Costs of Inflation
Economists sometimes like to distinguish inflation into expected and unexpected inflation. Steady, predictable inflation is a feature of many developed economies and at low levels (around 3 percent for the United States) isn’t considered a cause for concern. In fact, most of the costs listed below for expected inflation are really only a problem at high levels of inlfation. Unexpected inflation is more of a problem, particularly for developing countries with volatile economies.
Costs of expected inflation
- Reluctance to hold money- Holding money as cash doesn’t earn an interest rate, and with the presence of inflation actually decreases in value over time. With inflation, people are reluctant to hold money and thus make more frequent trips to the bank (this is sometimes referred to as shoeleather costs)
- Increased price changing- Inflation causes firms to change their posted prices more often, the logistics of which can be costly. This is sometimes referred to as menu costs in reference to restaurants having to print new menus.
- Greater variability in relative prices- If firms facing menu costs don’t change prices frequently, a high rate of inflation will cause variability in real prices. When inflation causes variability in relative prices, it leads to microeconomic inefficiencies in the allocation of resources.

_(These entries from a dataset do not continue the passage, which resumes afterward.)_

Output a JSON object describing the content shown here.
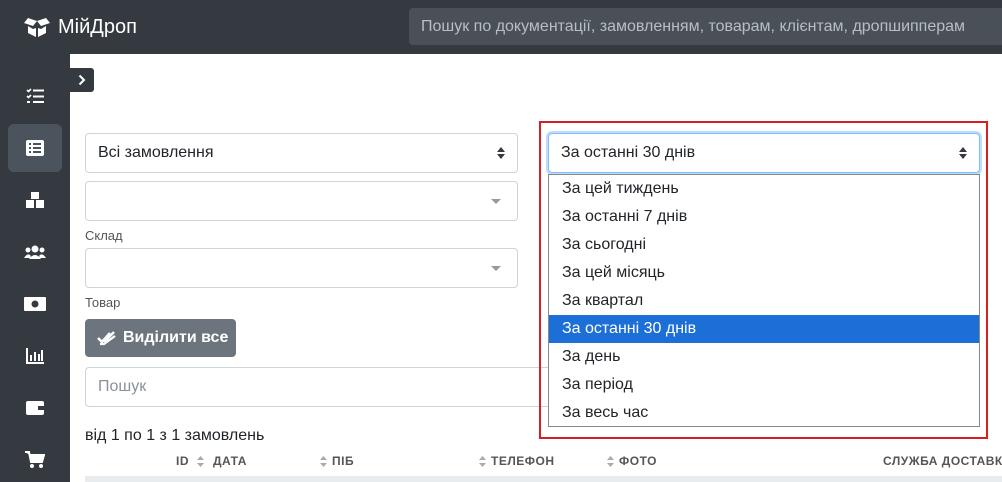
{
  "app": {
    "title": "МійДроп"
  },
  "topbar": {
    "search_placeholder": "Пошук по документації, замовленням, товарам, клієнтам, дропшипперам"
  },
  "sidebar": {
    "items": [
      {
        "icon": "tasks-icon"
      },
      {
        "icon": "list-icon",
        "active": true
      },
      {
        "icon": "boxes-icon"
      },
      {
        "icon": "users-icon"
      },
      {
        "icon": "money-icon"
      },
      {
        "icon": "chart-icon"
      },
      {
        "icon": "wallet-icon"
      },
      {
        "icon": "cart-icon"
      }
    ]
  },
  "filters": {
    "order_status": {
      "selected": "Всі замовлення"
    },
    "warehouse": {
      "value": "",
      "label": "Склад"
    },
    "product": {
      "value": "",
      "label": "Товар"
    },
    "period": {
      "selected": "За останні 30 днів",
      "options": [
        "За цей тиждень",
        "За останні 7 днів",
        "За сьогодні",
        "За цей місяць",
        "За квартал",
        "За останні 30 днів",
        "За день",
        "За період",
        "За весь час"
      ],
      "selected_index": 5
    }
  },
  "actions": {
    "select_all_label": "Виділити все"
  },
  "search": {
    "placeholder": "Пошук"
  },
  "summary": {
    "count_text": "від 1 по 1 з 1 замовлень"
  },
  "table": {
    "columns": [
      "ID",
      "ДАТА",
      "ПІБ",
      "ТЕЛЕФОН",
      "ФОТО",
      "СЛУЖБА ДОСТАВКИ"
    ]
  },
  "colors": {
    "topbar": "#343a40",
    "selected_option": "#1d6fd8",
    "highlight": "#d42020",
    "button": "#6c757d"
  }
}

- Distortions in the way taxes are levied- The tax code doesn’t take into account inflation so the way tax liabilities are assessed is altered from the economically efficient level.
- Inconvenience- Undertaking economic transactions in a world with changing price levels in inconvenient and inefficient.
Costs of unexpected inflation
- Arbitrarily redistributes wealth among individuals- For example loan agreements have an interest rate that has taken inflation into consideration. If inflation is higher than expected, the borrower is better off because he/she is repaying the fixed loan with less valuable dollars. The opposite situation is true if inflation is lower than expected.
- Hurts individuals on fixed pensions and those bound by fixed contracts- Similar to the borrower/lender example, unexpectedly high or low inflation can hurt one party in a fixed long term contract or payment system, thereby discouraging their use.